ホットドリンクが匂わせになる理由

この原稿を書いているのは残暑厳しい八月下旬ですが、掲載されるのは九月! 秋の気配が近付き、日によっては肌寒さが感じられる季節です。八月まではノースリーブで過ごしていた人も、九月に入り半袖どころか長袖で過ごす機会も増えていることでしょう。

この肌寒さを利用するのです。LINEであれば「急に肌寒くなったねー」「人肌恋しい季節ってやつだね」「お部屋でホットココア飲んでいるよ」と、ホットココアを欲するほど人肌恋しくなっている旨、アピールしましょう。

デート時も同様です。店員さんに「お飲み物は?」と尋ねられたら、コーヒーであろうと紅茶であろうと「ホット」をオーダーしましょう。「ついこないだまではアイスコーヒーばっかりだったんだけどね」「急に肌寒くなったよね」「人肌恋しい季節ってやつだね」と、同じくホットドリンクで人肌恋しくなっている旨、アピールしてください。

「人肌恋しい」というキーワードを聞けば、大半の男性は「ベッドの中で熱い行為をして温まりたいのだな!」と気付くはず。これだけでも充分に伝わるはずですが、念には念を入れたいので、さらに! 来月が十月……つまり人事異動の時期であることを利用しましょう。

人事異動ということは…?

「○○君は異動ってありそう?」という質問から、異動があろうとなかろうと「仕事が忙しかろう」「疲れているだろう」という流れに持ち込むのです。異動があれば「栄転だね」「引き継ぎで忙しかろう」、異動がなければ「今の部署に必要不可欠な存在」「これまでもこれからも忙しかろう」ってことで。

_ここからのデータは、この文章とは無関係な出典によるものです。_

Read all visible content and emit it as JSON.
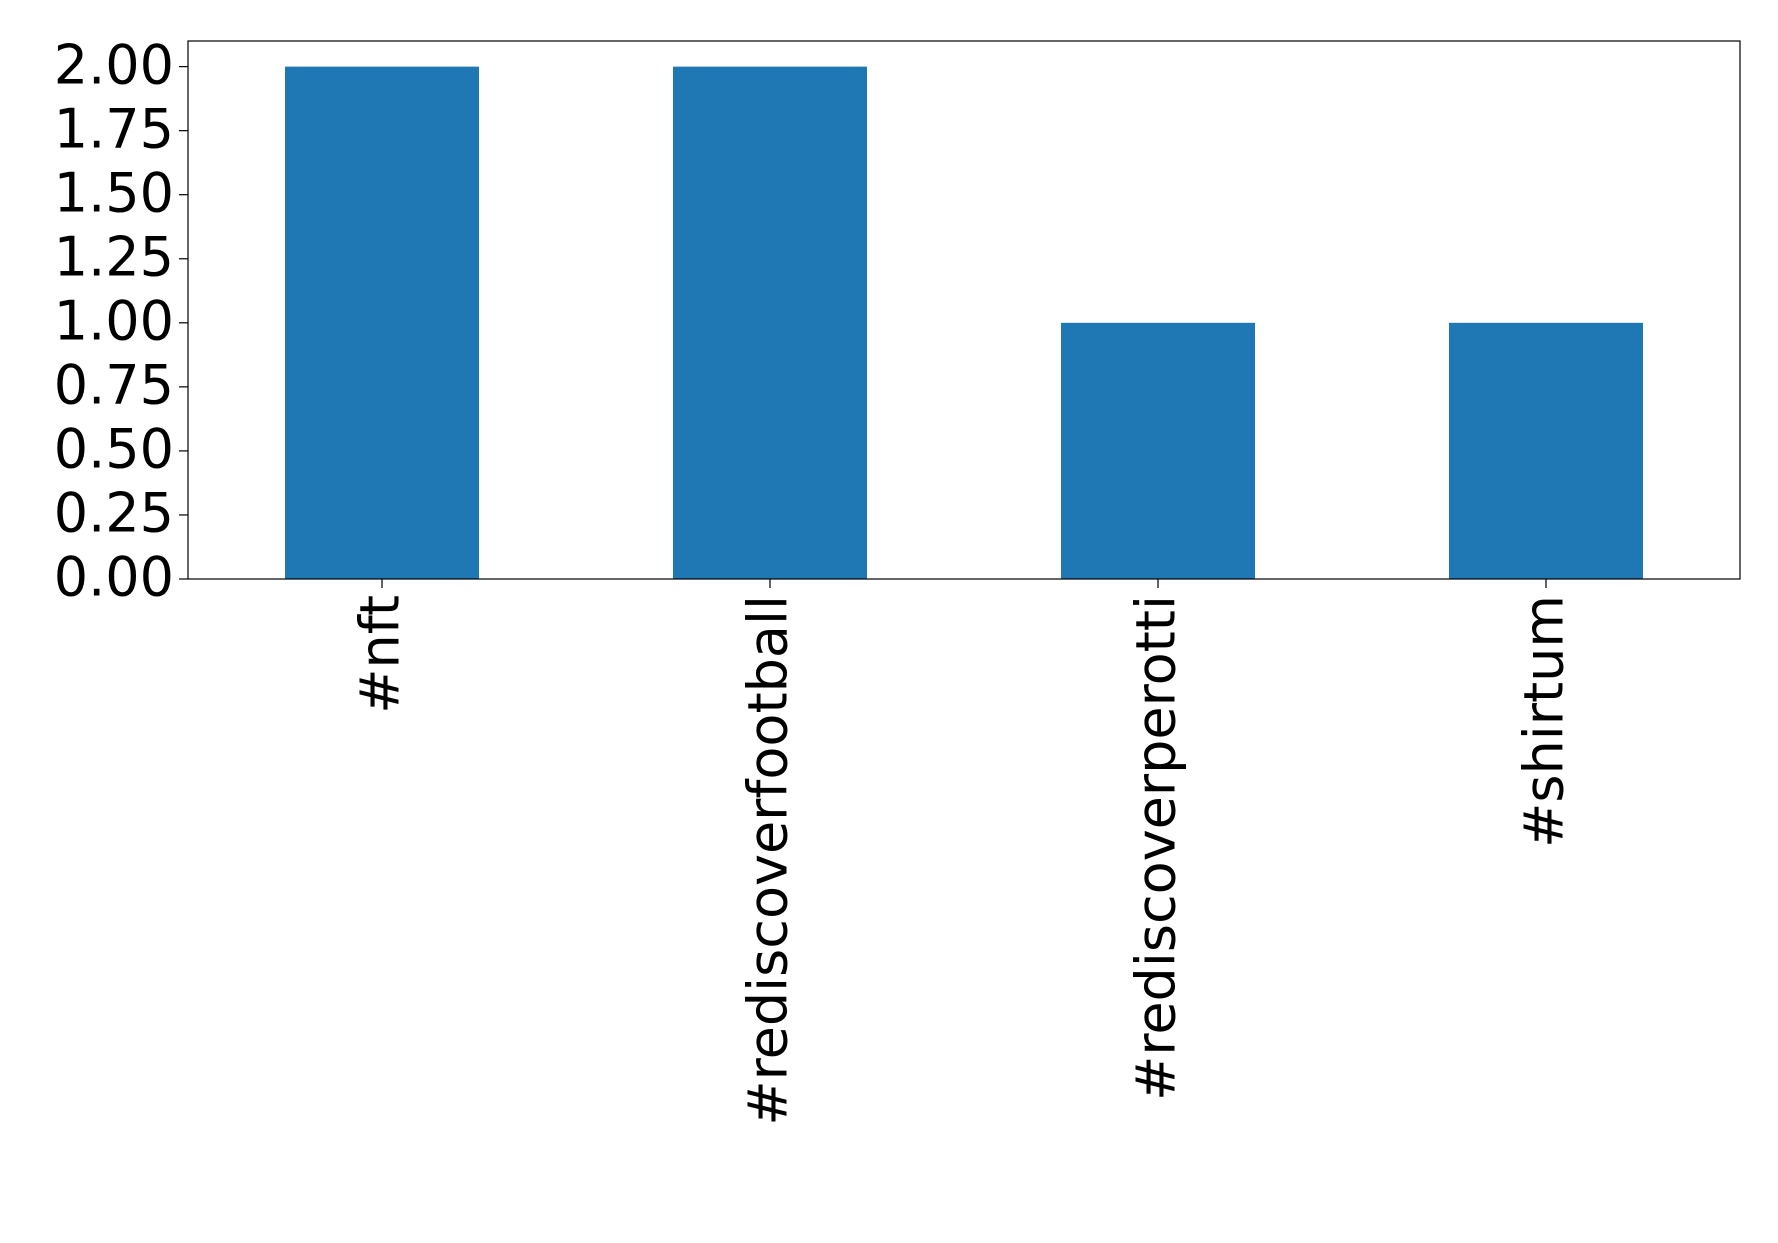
{
  "chart_data": {
    "type": "bar",
    "categories": [
      "#nft",
      "#rediscoverfootball",
      "#rediscoverperotti",
      "#shirtum"
    ],
    "values": [
      2,
      2,
      1,
      1
    ],
    "color": "#1f77b4",
    "ylim": [
      0,
      2.1
    ],
    "yticks": [
      {
        "value": 0,
        "label": "0.00"
      },
      {
        "value": 0.25,
        "label": "0.25"
      },
      {
        "value": 0.5,
        "label": "0.50"
      },
      {
        "value": 0.75,
        "label": "0.75"
      },
      {
        "value": 1,
        "label": "1.00"
      },
      {
        "value": 1.25,
        "label": "1.25"
      },
      {
        "value": 1.5,
        "label": "1.50"
      },
      {
        "value": 1.75,
        "label": "1.75"
      },
      {
        "value": 2,
        "label": "2.00"
      }
    ],
    "grid": false
  }
}
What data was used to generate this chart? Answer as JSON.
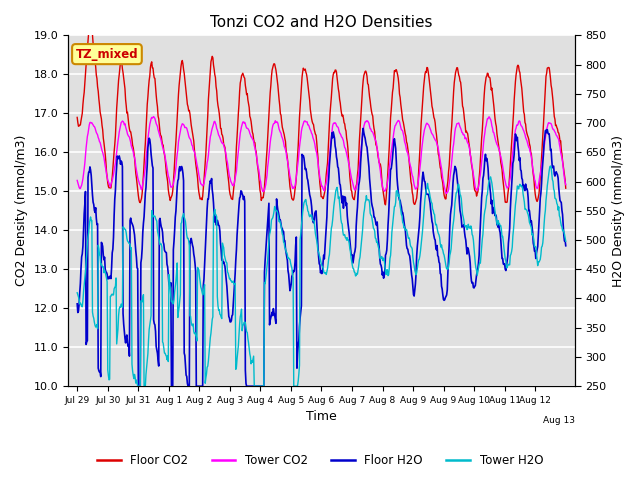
{
  "title": "Tonzi CO2 and H2O Densities",
  "xlabel": "Time",
  "ylabel_left": "CO2 Density (mmol/m3)",
  "ylabel_right": "H2O Density (mmol/m3)",
  "annotation_text": "TZ_mixed",
  "annotation_color": "#cc0000",
  "annotation_bg": "#ffff99",
  "annotation_border": "#cc8800",
  "ylim_left": [
    10.0,
    19.0
  ],
  "ylim_right": [
    250,
    850
  ],
  "xtick_labels": [
    "Jul 29",
    "Jul 30",
    "Jul 31",
    "Aug 1",
    "Aug 2",
    "Aug 3",
    "Aug 4",
    "Aug 5",
    "Aug 6",
    "Aug 7",
    "Aug 8",
    "Aug 9",
    "Aug 9",
    "Aug 10",
    "Aug 11",
    "Aug 12",
    "Aug 13"
  ],
  "ytick_left": [
    10.0,
    11.0,
    12.0,
    13.0,
    14.0,
    15.0,
    16.0,
    17.0,
    18.0,
    19.0
  ],
  "ytick_right": [
    250,
    300,
    350,
    400,
    450,
    500,
    550,
    600,
    650,
    700,
    750,
    800,
    850
  ],
  "colors": {
    "floor_co2": "#dd0000",
    "tower_co2": "#ff00ff",
    "floor_h2o": "#0000cc",
    "tower_h2o": "#00bbcc"
  },
  "legend_labels": [
    "Floor CO2",
    "Tower CO2",
    "Floor H2O",
    "Tower H2O"
  ],
  "background_color": "#ffffff",
  "plot_bg_color": "#e0e0e0",
  "grid_color": "#ffffff",
  "seed": 42
}
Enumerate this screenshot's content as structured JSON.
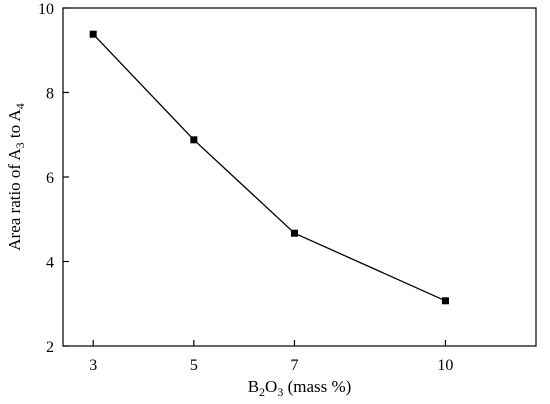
{
  "chart_data": {
    "type": "line",
    "x": [
      3,
      5,
      7,
      10
    ],
    "x_ticks": [
      "3",
      "5",
      "7",
      "10"
    ],
    "y_ticks": [
      "2",
      "4",
      "6",
      "8",
      "10"
    ],
    "series": [
      {
        "values": [
          9.38,
          6.88,
          4.67,
          3.07
        ],
        "color": "#000000",
        "marker": "square"
      }
    ],
    "xlim": [
      2.4,
      11.8
    ],
    "ylim": [
      2,
      10
    ],
    "grid": false,
    "xlabel": {
      "parts": [
        {
          "text": "B",
          "sub": false
        },
        {
          "text": "2",
          "sub": true
        },
        {
          "text": "O",
          "sub": false
        },
        {
          "text": "3",
          "sub": true
        },
        {
          "text": " (mass %)",
          "sub": false
        }
      ]
    },
    "ylabel": {
      "parts": [
        {
          "text": "Area ratio of A",
          "sub": false
        },
        {
          "text": "3",
          "sub": true
        },
        {
          "text": " to A",
          "sub": false
        },
        {
          "text": "4",
          "sub": true
        }
      ]
    }
  }
}
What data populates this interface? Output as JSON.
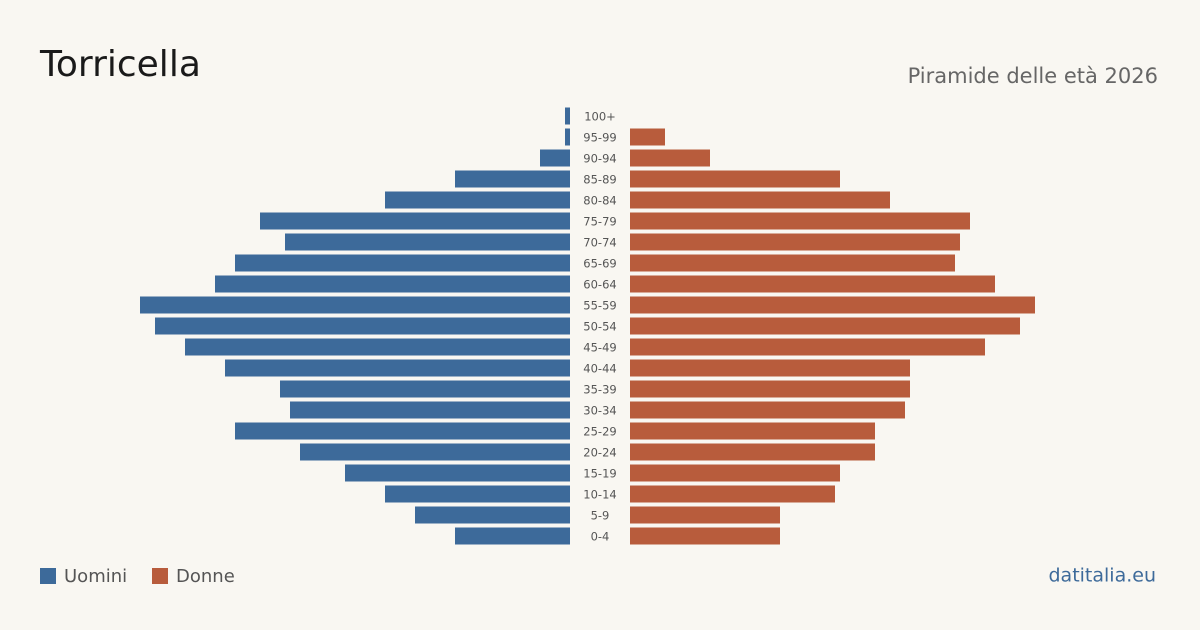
{
  "chart_data": {
    "type": "pyramid",
    "title": "Torricella",
    "subtitle": "Piramide delle età 2026",
    "source": "datitalia.eu",
    "categories": [
      "100+",
      "95-99",
      "90-94",
      "85-89",
      "80-84",
      "75-79",
      "70-74",
      "65-69",
      "60-64",
      "55-59",
      "50-54",
      "45-49",
      "40-44",
      "35-39",
      "30-34",
      "25-29",
      "20-24",
      "15-19",
      "10-14",
      "5-9",
      "0-4"
    ],
    "series": [
      {
        "name": "Uomini",
        "color": "#3d6a9a",
        "values": [
          1,
          1,
          6,
          23,
          37,
          62,
          57,
          67,
          71,
          86,
          83,
          77,
          69,
          58,
          56,
          67,
          54,
          45,
          37,
          31,
          23
        ]
      },
      {
        "name": "Donne",
        "color": "#b85c3c",
        "values": [
          0,
          7,
          16,
          42,
          52,
          68,
          66,
          65,
          73,
          81,
          78,
          71,
          56,
          56,
          55,
          49,
          49,
          42,
          41,
          30,
          30
        ]
      }
    ]
  }
}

忙しいと、身体に疲労が蓄積します。疲労が蓄積した身体は、マッサージを欲します。そこで魔法の言葉、「私、マッサージ得意だよ」です。マッサージは、言うまでもなく身体に触れる行為。「俺の身体に触れたいのだな」「肩や背中だけでなく股間のマッサージも含んでいるのだな」と気付くはず。

これにて、東京ラブストーリー世代でなくとも、またイエスノー枕に頼らずとも、ヤリたい気持ちを匂わせることができるでしょう。